Third, consider the impact on the environment of the loss of a vessel. If a ship is lost, its cargo is lost. The last very large crude carrier that was captured carried approximately two million barrels of crude oil. That is about eight times the amount of crude oil that is estimated to have been lost from the Exxon Valdez which devastated the Alaskan coast in 1989. That is about 40% of the crude oil that is estimated to have been lost from the Deepwater Horizon incident in 2010 – reportedly one of the worst pollution incidents in history.

If a tanker is lost and crude oil pollutes the East African coast there is unlikely to be an oil major on hand to spend billions of dollars on clean-up costs, and there will be no ability to mobilise the world’s fleet of antipollution and salvage vessels. The impact to the coastline of Somalia is likely to be catastrophic.

Fourth, let us say the US or the European Union passes a law which bans ransom payments, what would happen in practice? Pausing here, I question whether such a law would violate the European Convention on Human Rights. Would outlawing the only viable method of removing a seafarer from harm’s way not be in breach of Article 2 (the right to life) and Article 3 (the right to freedom from torture, inhumane and degrading treatment)? I will leave it to the US lawyers to argue whether such a ban would also violate the US constitution.

Such a ban would probably result in US and EU companies being unable to pay a ransom. Even the optimistic lawmaker must recognise that it would take time for a ban to take effect.

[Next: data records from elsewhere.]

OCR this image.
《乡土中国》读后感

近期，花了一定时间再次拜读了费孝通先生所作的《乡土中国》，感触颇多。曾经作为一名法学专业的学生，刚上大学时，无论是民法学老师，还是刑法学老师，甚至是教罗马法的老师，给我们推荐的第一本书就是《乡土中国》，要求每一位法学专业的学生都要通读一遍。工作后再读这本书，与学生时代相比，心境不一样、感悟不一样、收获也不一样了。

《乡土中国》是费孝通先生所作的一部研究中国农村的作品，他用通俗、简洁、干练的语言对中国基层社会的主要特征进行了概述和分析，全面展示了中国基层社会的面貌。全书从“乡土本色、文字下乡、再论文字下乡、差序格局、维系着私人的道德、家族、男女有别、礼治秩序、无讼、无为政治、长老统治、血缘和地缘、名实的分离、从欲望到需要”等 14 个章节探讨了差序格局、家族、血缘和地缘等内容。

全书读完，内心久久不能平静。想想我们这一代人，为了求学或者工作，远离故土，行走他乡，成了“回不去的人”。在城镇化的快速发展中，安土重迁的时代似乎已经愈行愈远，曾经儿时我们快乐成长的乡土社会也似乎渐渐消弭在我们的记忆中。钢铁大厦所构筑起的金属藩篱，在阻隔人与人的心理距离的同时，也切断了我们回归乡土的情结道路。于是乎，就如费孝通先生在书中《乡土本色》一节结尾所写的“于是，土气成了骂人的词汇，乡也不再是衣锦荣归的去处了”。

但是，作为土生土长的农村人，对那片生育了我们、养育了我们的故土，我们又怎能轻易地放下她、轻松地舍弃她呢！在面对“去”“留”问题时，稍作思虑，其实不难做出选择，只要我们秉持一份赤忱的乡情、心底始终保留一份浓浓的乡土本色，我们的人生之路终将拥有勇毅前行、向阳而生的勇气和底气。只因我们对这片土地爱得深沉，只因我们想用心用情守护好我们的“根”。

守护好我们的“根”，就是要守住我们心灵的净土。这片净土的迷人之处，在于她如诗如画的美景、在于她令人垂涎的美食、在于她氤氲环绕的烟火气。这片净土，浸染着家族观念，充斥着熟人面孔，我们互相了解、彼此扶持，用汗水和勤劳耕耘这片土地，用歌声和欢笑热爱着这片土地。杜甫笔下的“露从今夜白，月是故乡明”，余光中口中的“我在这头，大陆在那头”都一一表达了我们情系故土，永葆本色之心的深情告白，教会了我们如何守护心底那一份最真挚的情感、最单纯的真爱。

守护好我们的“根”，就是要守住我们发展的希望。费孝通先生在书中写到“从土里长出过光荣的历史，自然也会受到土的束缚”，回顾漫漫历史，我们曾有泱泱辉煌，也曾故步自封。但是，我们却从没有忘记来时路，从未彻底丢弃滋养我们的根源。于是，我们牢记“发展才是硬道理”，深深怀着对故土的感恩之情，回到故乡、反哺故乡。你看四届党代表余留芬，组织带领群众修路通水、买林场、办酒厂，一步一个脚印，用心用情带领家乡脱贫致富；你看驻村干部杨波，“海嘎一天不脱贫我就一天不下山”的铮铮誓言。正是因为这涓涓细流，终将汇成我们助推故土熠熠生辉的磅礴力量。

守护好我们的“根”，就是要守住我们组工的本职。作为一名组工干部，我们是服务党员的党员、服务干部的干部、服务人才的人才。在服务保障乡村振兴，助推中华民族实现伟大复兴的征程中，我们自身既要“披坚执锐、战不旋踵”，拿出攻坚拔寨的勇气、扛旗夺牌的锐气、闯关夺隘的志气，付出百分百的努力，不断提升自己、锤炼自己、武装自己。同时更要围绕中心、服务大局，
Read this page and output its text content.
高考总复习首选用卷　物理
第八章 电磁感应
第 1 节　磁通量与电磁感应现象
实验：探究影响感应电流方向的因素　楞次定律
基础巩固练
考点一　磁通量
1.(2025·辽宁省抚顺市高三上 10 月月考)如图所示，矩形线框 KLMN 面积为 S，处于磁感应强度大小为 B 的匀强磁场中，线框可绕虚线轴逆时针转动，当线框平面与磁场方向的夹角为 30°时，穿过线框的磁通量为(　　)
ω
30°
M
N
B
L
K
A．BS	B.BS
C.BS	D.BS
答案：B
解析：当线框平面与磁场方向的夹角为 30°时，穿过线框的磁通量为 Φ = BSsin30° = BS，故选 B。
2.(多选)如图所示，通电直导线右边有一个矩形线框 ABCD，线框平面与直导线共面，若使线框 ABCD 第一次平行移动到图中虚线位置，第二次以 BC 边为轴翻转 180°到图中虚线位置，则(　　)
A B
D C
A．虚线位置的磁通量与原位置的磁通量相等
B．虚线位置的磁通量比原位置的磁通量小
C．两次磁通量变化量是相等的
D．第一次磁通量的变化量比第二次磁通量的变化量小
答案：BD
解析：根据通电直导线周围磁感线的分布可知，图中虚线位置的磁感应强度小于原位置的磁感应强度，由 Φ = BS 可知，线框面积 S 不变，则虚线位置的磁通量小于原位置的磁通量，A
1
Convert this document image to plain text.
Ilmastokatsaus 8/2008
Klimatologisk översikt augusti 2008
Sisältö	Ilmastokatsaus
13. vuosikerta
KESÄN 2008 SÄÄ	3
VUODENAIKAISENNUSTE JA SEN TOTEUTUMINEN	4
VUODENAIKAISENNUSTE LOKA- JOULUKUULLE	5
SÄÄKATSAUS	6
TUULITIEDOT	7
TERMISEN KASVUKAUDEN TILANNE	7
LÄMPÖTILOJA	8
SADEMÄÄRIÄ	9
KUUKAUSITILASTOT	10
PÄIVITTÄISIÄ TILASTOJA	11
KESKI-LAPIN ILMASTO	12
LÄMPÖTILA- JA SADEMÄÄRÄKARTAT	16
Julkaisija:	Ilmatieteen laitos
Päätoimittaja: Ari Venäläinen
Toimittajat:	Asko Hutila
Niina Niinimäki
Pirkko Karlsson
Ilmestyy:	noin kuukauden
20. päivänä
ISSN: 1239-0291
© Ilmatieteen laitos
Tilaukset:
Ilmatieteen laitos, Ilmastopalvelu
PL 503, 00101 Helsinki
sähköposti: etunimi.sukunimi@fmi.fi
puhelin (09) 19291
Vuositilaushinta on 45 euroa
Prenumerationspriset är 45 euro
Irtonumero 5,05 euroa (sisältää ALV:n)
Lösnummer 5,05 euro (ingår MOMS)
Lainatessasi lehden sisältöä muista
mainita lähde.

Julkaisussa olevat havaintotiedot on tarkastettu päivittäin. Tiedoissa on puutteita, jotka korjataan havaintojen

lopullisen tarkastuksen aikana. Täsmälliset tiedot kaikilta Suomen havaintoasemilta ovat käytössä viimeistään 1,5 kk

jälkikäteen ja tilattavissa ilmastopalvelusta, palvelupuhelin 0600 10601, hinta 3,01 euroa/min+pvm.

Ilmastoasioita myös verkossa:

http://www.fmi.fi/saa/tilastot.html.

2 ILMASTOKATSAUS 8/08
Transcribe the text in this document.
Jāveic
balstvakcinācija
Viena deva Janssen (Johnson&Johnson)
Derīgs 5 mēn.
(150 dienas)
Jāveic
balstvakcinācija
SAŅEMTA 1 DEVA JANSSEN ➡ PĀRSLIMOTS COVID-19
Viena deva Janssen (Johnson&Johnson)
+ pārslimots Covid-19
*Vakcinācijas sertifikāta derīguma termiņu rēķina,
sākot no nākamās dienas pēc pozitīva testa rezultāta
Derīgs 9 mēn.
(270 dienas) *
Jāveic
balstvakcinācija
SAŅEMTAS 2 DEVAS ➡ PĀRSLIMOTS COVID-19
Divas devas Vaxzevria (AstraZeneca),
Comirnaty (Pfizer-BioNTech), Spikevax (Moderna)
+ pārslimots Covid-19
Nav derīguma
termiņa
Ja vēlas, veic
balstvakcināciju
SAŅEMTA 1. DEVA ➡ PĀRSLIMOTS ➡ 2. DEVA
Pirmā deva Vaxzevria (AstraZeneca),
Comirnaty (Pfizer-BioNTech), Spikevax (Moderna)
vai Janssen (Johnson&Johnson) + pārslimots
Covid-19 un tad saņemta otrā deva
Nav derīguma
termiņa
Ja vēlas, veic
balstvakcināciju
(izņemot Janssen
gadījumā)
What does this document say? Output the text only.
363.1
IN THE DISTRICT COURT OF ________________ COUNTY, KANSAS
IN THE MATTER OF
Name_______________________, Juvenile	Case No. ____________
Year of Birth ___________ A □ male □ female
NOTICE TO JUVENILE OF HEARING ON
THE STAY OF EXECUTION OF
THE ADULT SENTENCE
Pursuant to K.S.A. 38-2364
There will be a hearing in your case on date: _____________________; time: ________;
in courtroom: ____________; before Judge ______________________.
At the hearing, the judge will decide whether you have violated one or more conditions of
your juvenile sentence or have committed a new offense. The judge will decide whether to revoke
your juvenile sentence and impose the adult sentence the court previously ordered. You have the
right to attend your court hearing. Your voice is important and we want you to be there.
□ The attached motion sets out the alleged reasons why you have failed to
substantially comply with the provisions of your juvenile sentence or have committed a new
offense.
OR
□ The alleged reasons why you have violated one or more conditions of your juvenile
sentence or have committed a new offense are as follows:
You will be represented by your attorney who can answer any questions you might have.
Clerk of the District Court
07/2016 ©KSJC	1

It would take time before the message got through to the pirates that no more money could be paid. If we consider the current average length of detention, such lead time is probably going to be in excess of nine months. Statistics suggest that by then, a further 35 ships would be captured, and a further 750 seafarers, and perhaps a further four million barrels of oil.

Alternatively, some shipowners will probably consider themselves beyond the reach of the US and EU prosecutors. Or they will have the support of their governments and crown immunity. These shipowners will continue to pay. Their ships and crew will continue to be released. The pirates will not then believe that some shipowners cannot pay and the pirates will not be discouraged from capturing more ships. We will have a two-tier system with one tier of shipowners having to witness the sacrifice of their crew and vessels, while others are released. The policy will fail.

I should add, I support the UK government’s stance that it does not and should not pay ransoms. And I say that even after having represented the family of Paul and Rachel Chandler for 13 months on a pro bono basis in the full knowledge that the British government would not and did not provide financial support to secure the Chandlers’ release. However, I also support private individuals’ rights to act within the law to resolve a kidnapping and hijacking on commercial terms. As Mr Justice Steel solemnly observed in Masefield v Amlin, “this conclusion is fortified by the wider implications of any contrary conclusion”.

If the international community is to continue to sit by and allow pirates to hijack vessels it would be unconscionable for lawmakers to take away a shipowner’s only prospect of rescuing its personnel and assets and to prevent a potential environmental catastrophe.

I read with some dismay the calls, no doubt well-intentioned, of Puntland’s President Abdirahaman Mohamud Farole to ban the payment of ransoms (Lloyd’s List, 20 October 2011). I wonder how much crude oil from a forsaken tanker would have to wash up on the beaches of Puntland before President Farole and others like him realised that it is possible they may have been mistaken.

Richard Neylon is a Partner in the Admiralty Department of international law firm Holman Fenwick Willan. Together with James Gosling, Richard has assisted in resolving over 80 Somali hijacking cases.